Rodney developed a Marxism in which Black Power was central, developing historical analyses of slavery and colonialism and convinced that only "under the banner of socialism and through the leadership of the working classes" Africans could break from imperialism and colonialism.
His dedication to the struggle took him all around Africa, especially Tanzania where he was a leading voice of the anti-imperialist Dar Es Salaam School of Radical Historiography.
After returning to Jamaica where he did his undergraduate studies, Rodney got involved in organizing there, making the government take notice.

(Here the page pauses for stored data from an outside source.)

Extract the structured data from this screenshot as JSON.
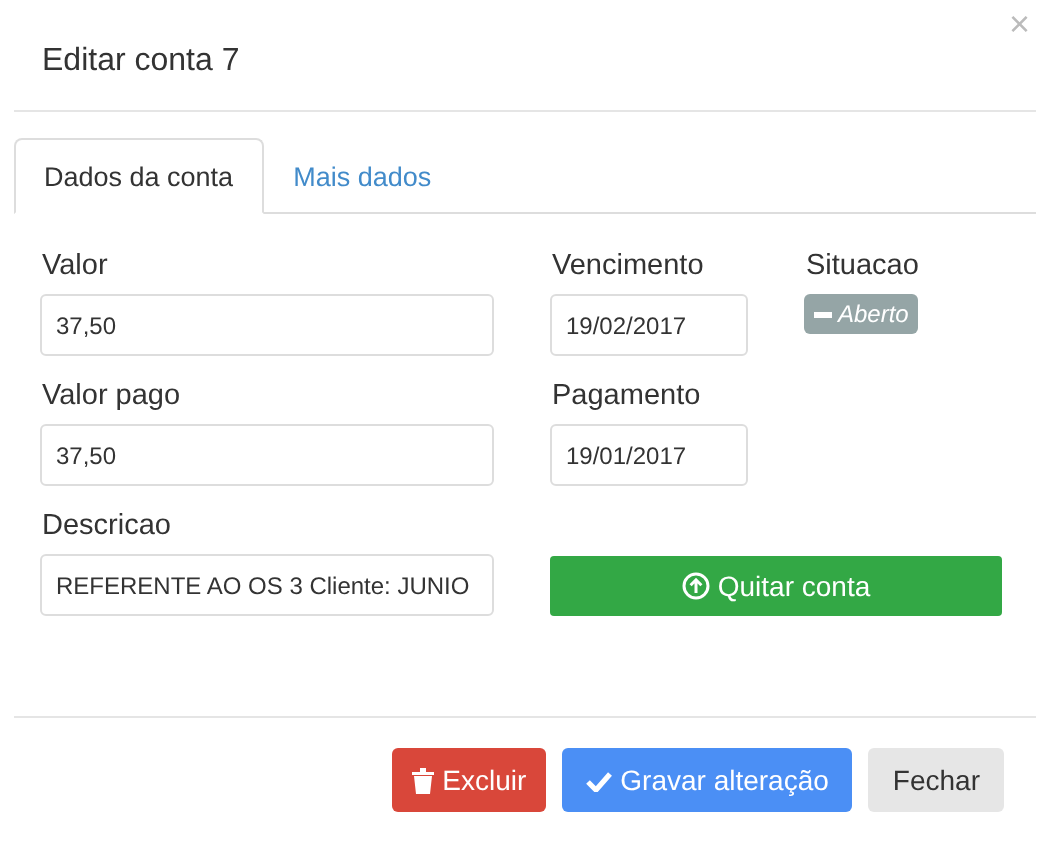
{
  "title": "Editar conta 7",
  "close": "×",
  "tabs": [
    {
      "label": "Dados da conta",
      "selected": true
    },
    {
      "label": "Mais dados",
      "selected": false
    }
  ],
  "fields": [
    {
      "label": "Valor",
      "value": "37,50"
    },
    {
      "label": "Vencimento",
      "value": "19/02/2017"
    },
    {
      "label": "Valor pago",
      "value": "37,50"
    },
    {
      "label": "Pagamento",
      "value": "19/01/2017"
    },
    {
      "label": "Descricao",
      "value": "REFERENTE AO OS 3 Cliente: JUNIO"
    }
  ],
  "status": {
    "label": "Situacao",
    "badge": "Aberto"
  },
  "pay_button": "Quitar conta",
  "buttons": [
    {
      "label": "Excluir",
      "kind": "danger"
    },
    {
      "label": "Gravar alteração",
      "kind": "primary"
    },
    {
      "label": "Fechar",
      "kind": "default"
    }
  ]
}
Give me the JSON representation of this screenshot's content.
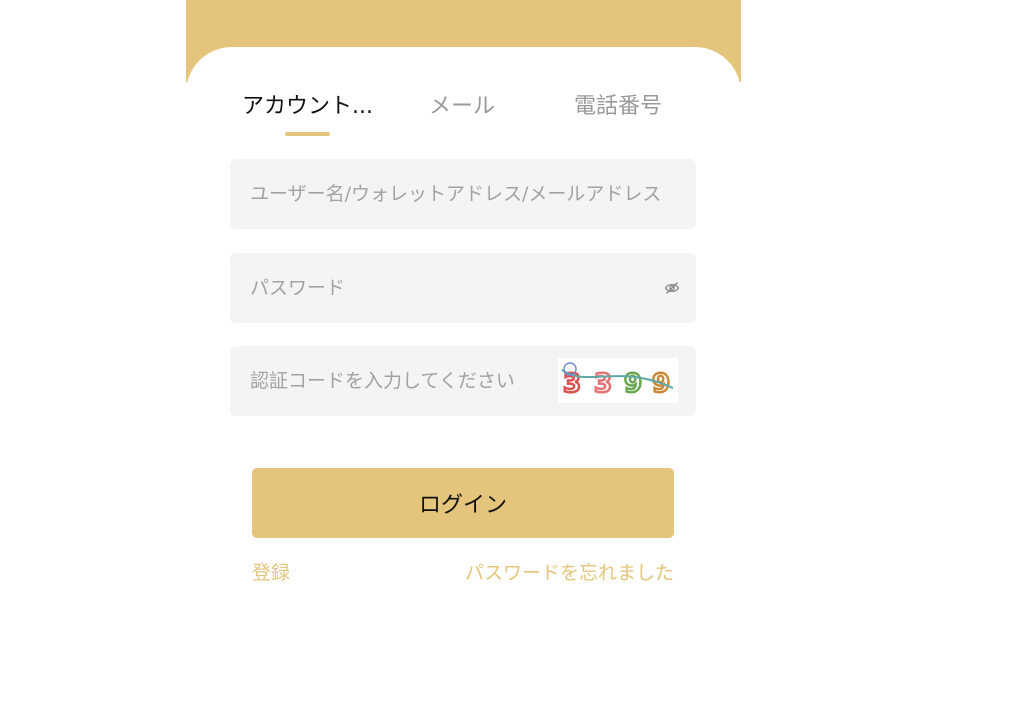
{
  "tabs": [
    {
      "label": "アカウント..."
    },
    {
      "label": "メール"
    },
    {
      "label": "電話番号"
    }
  ],
  "active_tab": "アカウント...",
  "form": {
    "username_placeholder": "ユーザー名/ウォレットアドレス/メールアドレス",
    "password_placeholder": "パスワード",
    "code_placeholder": "認証コードを入力してください",
    "captcha_text": "3399"
  },
  "login_label": "ログイン",
  "links": {
    "register": "登録",
    "forgot_password": "パスワードを忘れました"
  },
  "icons": {
    "password_toggle": "eye-slash-icon"
  },
  "colors": {
    "accent": "#e4c57b",
    "field_bg": "#f4f4f4",
    "placeholder": "#a2a2a2",
    "active_tab": "#111111",
    "inactive_tab": "#9a9a9a"
  }
}
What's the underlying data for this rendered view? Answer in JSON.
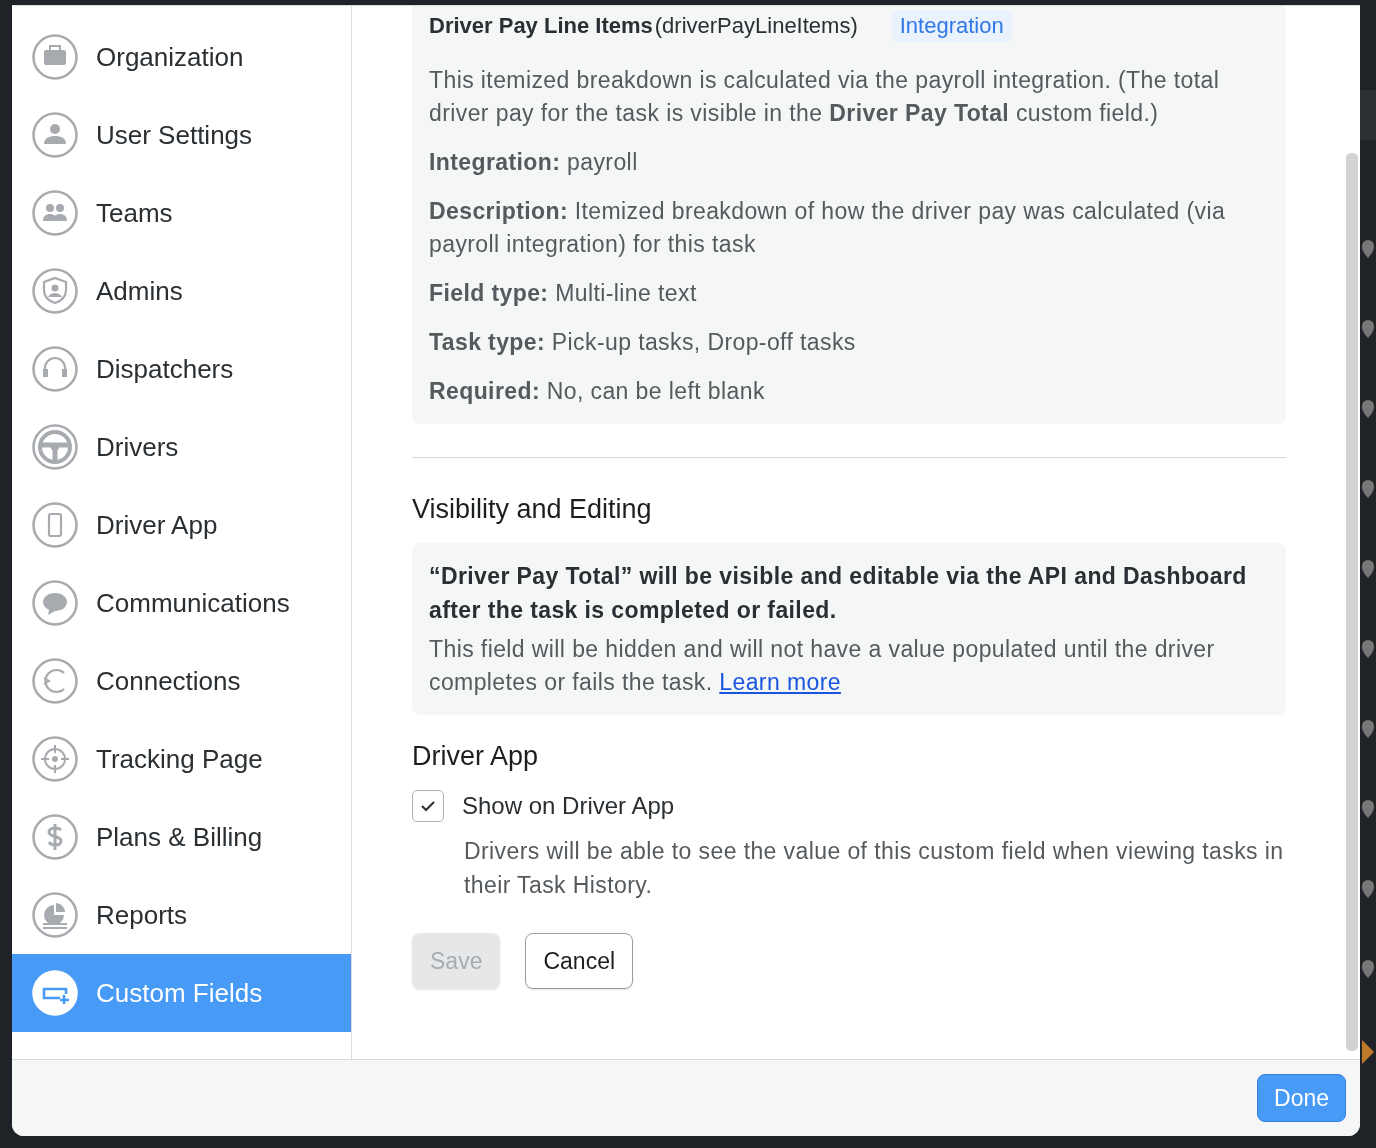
{
  "sidebar": {
    "items": [
      {
        "label": "Organization",
        "selected": false
      },
      {
        "label": "User Settings",
        "selected": false
      },
      {
        "label": "Teams",
        "selected": false
      },
      {
        "label": "Admins",
        "selected": false
      },
      {
        "label": "Dispatchers",
        "selected": false
      },
      {
        "label": "Drivers",
        "selected": false
      },
      {
        "label": "Driver App",
        "selected": false
      },
      {
        "label": "Communications",
        "selected": false
      },
      {
        "label": "Connections",
        "selected": false
      },
      {
        "label": "Tracking Page",
        "selected": false
      },
      {
        "label": "Plans & Billing",
        "selected": false
      },
      {
        "label": "Reports",
        "selected": false
      },
      {
        "label": "Custom Fields",
        "selected": true
      }
    ]
  },
  "field_card": {
    "title": "Driver Pay Line Items",
    "api_name": "(driverPayLineItems)",
    "badge": "Integration",
    "description": "This itemized breakdown is calculated via the payroll integration. (The total driver pay for the task is visible in the **Driver Pay Total** custom field.)",
    "properties": [
      {
        "label": "Integration:",
        "value": "payroll"
      },
      {
        "label": "Description:",
        "value": "Itemized breakdown of how the driver pay was calculated (via payroll integration) for this task"
      },
      {
        "label": "Field type:",
        "value": "Multi-line text"
      },
      {
        "label": "Task type:",
        "value": "Pick-up tasks, Drop-off tasks"
      },
      {
        "label": "Required:",
        "value": "No, can be left blank"
      }
    ]
  },
  "visibility": {
    "heading": "Visibility and Editing",
    "notice_title": "“Driver Pay Total” will be visible and editable via the API and Dashboard after the task is completed or failed.",
    "notice_body": "This field will be hidden and will not have a value populated until the driver completes or fails the task.",
    "link": "Learn more"
  },
  "driver_app": {
    "heading": "Driver App",
    "checkbox": {
      "label": "Show on Driver App",
      "checked": true
    },
    "help": "Drivers will be able to see the value of this custom field when viewing tasks in their Task History."
  },
  "buttons": [
    {
      "label": "Save",
      "disabled": true
    },
    {
      "label": "Cancel",
      "disabled": false
    }
  ],
  "footer": {
    "done": "Done"
  }
}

His ability to connect radical students with working people was so terrifying to the elite that he wasn't let back into the country when Rodney went abroad for a conference. His banning led to angry student protests that would escalate into the infamous Rodney Riots.
Back in Tanzania, Rodney finished "How Europe Underdeveloped Africa" in which he argued that imperialism and colonialism created impenetrable structural blockades to progress in Africa.
He explained African underdevelopment as the flip side of European development, as a product of capitalist, colonialist and imperialist exploitation.
When Rodney returned to his home country Guyana in 1974 he co-founded a multi-racial socialist party. The quick rise turned Rodney into an enemy of the government, which would orchestrate Rodney's assassination in 1980.
His work remains insightful, inspirational and important for those seeking to fight oppression and exploitation around the world today.
"By what standard of morality can the violence used by a slave to break his chains be considered the same as the violence of a slave master?"